Bring a large pot of well-salted water to a boil. Add the rotini pasta and cook according to package instructions until al dente, usually 8-10 minutes.
While pasta cooks, prepare the kale by removing stems and chopping leaves into bite-sized pieces. Place in a large salad bowl.
Drizzle 1 tablespoon of olive oil over the kale along with a pinch of salt. Using clean hands, massage the kale for 2-3 minutes until it darkens and becomes tender.
Drain the cooked pasta in a colander and rinse with cold water to stop the cooking process. Shake off excess water and allow to cool for about 5 minutes.
Add the cooled pasta to the bowl with the massaged kale. Add the halved cherry tomatoes, Parmesan cheese, and toasted pine nuts.

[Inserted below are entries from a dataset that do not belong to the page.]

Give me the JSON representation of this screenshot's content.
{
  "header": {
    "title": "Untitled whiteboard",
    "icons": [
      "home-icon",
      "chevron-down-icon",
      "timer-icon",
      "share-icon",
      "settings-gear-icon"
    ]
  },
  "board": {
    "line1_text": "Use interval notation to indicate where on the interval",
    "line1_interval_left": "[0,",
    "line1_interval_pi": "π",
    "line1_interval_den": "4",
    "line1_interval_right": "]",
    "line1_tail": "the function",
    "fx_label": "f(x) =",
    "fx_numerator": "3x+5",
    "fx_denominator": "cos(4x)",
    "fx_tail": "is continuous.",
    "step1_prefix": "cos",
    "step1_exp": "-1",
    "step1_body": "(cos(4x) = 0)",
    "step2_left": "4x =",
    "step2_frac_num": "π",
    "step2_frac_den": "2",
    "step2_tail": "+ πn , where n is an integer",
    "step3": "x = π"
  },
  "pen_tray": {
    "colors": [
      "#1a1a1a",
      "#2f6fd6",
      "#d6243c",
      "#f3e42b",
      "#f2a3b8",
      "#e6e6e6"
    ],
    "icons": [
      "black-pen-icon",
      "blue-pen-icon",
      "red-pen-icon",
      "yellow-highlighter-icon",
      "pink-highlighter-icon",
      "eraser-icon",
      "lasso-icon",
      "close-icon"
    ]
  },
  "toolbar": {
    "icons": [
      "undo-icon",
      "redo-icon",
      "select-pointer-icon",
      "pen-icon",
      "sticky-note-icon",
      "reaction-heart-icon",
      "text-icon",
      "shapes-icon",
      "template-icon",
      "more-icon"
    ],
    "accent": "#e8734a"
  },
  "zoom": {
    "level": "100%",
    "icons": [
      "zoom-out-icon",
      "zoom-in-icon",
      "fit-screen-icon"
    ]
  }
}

In a small bowl, whisk together the remaining tablespoon of olive oil, lemon juice, and any optional flavor enhancers. Pour over the salad.
Season with salt and freshly ground black pepper. Toss all ingredients thoroughly until everything is evenly coated with dressing.
Let the salad rest for at least 10 minutes before serving to allow flavors to meld. For best results, let it sit for 30 minutes to an hour.
Taste and adjust seasonings just before serving, adding more salt, pepper, or lemon juice if needed.